1. What is the approximate depth of a Decision Tree trained (without restrictions) on a training set with 1 million instances?

　　one leaf per training instance if it is trained without restrictions. log₂(10⁶) ≈ 20

2. Is a node’s Gini impurity generally lower or greater than itsparent’s? Is it generally lower/greater, or always lower/greater?

　　generally lower. however，if one child is smaller than the other，it is possible for it to have a higher Gini impurity than its parent，as long as this increase is more than compensated for by a decrease of the other child's impurity. for example，consider a node below:

　　最后也是加权和

4. If a Decision Tree is underfitting the training set, is it a good idea to try scaling the input features?

　　Decision Trees don't care whether or not the training data is scaled or centered；that's one of the nice things about them.

7. Train and fine-tune a Decision Tree for the moons dataset. 比较简单，训练也是瞬间完成。

 from sklearn.datasets import make_moons

 from sklearn.model_selection import train_test_split

 from sklearn.tree import DecisionTreeClassifier

 from sklearn.model_selection import GridSearchCV

 from sklearn.metrics import accuracy_score

 X, y = make_moons(n_samples=10000, noise=0.4, random_state=42)

 X_train, X_test, y_train, y_test = train_test_split(X, y, test_size=0.2, random_state=42)

 params = {'max_leaf_nodes': list(range(2, 100)), 'min_samples_split': [2, 3, 4]}

 grid_search_cv = GridSearchCV(DecisionTreeClassifier(random_state=42), params, cv=3, verbose=1, n_jobs=-1)

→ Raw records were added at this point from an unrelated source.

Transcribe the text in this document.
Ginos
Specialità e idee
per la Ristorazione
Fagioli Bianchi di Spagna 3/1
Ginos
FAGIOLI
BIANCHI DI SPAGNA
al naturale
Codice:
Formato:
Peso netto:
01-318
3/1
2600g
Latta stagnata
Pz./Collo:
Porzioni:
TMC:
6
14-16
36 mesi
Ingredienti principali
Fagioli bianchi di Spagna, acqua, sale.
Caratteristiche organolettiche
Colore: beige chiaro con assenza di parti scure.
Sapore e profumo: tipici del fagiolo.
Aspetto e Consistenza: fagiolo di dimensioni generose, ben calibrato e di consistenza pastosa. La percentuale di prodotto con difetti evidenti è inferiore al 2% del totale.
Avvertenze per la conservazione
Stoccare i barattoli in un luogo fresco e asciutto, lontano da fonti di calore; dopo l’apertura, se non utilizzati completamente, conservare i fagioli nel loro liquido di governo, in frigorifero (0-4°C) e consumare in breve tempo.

 grid_search_cv.fit(X_train, y_train)

 y_pred = grid_search_cv.predict(X_test)

 print(accuracy_score(y_test, y_pred))  # 0.8695

8. Grow a forest.

　　a. generate 1000 subsets of the training set，each containing 100 instances selected randomly.

 import numpy as np

 from sklearn.datasets import make_moons

 from sklearn.model_selection import train_test_split

 from sklearn.tree import DecisionTreeClassifier

 from sklearn.model_selection import GridSearchCV

 from sklearn.metrics import accuracy_score

 from sklearn.model_selection import ShuffleSplit

 from sklearn.base import clone

 n_trees = 1000

 n_instances = 100

 mini_sets = []

 X, y = make_moons(n_samples=10000, noise=0.4, random_state=42)

 X_train, X_test, y_train, y_test = train_test_split(X, y, test_size=0.2, random_state=42)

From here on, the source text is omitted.